Islamabad. Raja Parvez Ashraf, the former utilities minister whose tenure was teainted by scandal,  was on Friday elected by the National Assembly as Pakistan’s new Prime Minister.
61-year-old loyalist of the Bhutto family was pitched forked. into the hot seat  after the original choice Makhdoom Shahbuddin faced an arrest warrant on Thursday. But the new leader himself is dogged by corruption charges relating to his tenure as power minister.
Ashraf, a unanimous candidate of the PPP and its coalition partners, received 211 votes while Pakistan Muslim League-Nawaz’s Sardar Mehtab Abbasi got 89. The third candidate, Jamiat-ul-Ulema Islam chief Maulana Fazlur Rehman, withdrew his candidacy and stayed neutral.

The new PM may immediately come under pressure from the supreme court to launch corruption inquiry against Zardari. Soon after being elected, Ashraf vowed to hold free and fair elections and sought the opposition’s support for this. He promised to address the ongoing energy crisis in the country and stabilise the restive Balochistan province. Ashraf also promised “peaceful co-existence ” with India and Afghanistan
Ashraf, who was elected to the National Assembly from Gujar Khan constituency in Rawalpindi district – both in 2002 and 2008 – served twice in the cabinet of Gilani.

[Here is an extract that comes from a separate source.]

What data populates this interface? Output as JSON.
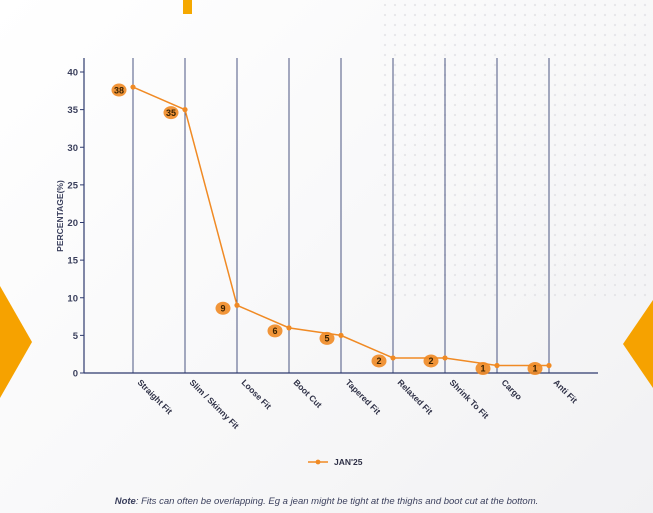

He resigned from Gilani’s cabinet in February 2011 after allegations of corruption in power projects.

The instability of the country’s politics comes at a time of unparalleled tension in the uneasy alliance with the US as well as severe electricity shortages that have seen many parts of rural Pakistan go without power for more than 18 hours a day, in sweltering summer temperatures of more than 40 degrees centigrade.
The domestic and foreign debts of the country make an approach to the International Monetary Fund for additional loans a certainty within the next year.
The troubled relations with the US were cast into focus by a comment by Leon Panetta, US defence secretary, in an interview with Reuters on Thursday. Mr Panetta ruled out an unconditional apology to Pakistan for the death of 26 soldiers in a drone attack last year and said it was “time to move on.”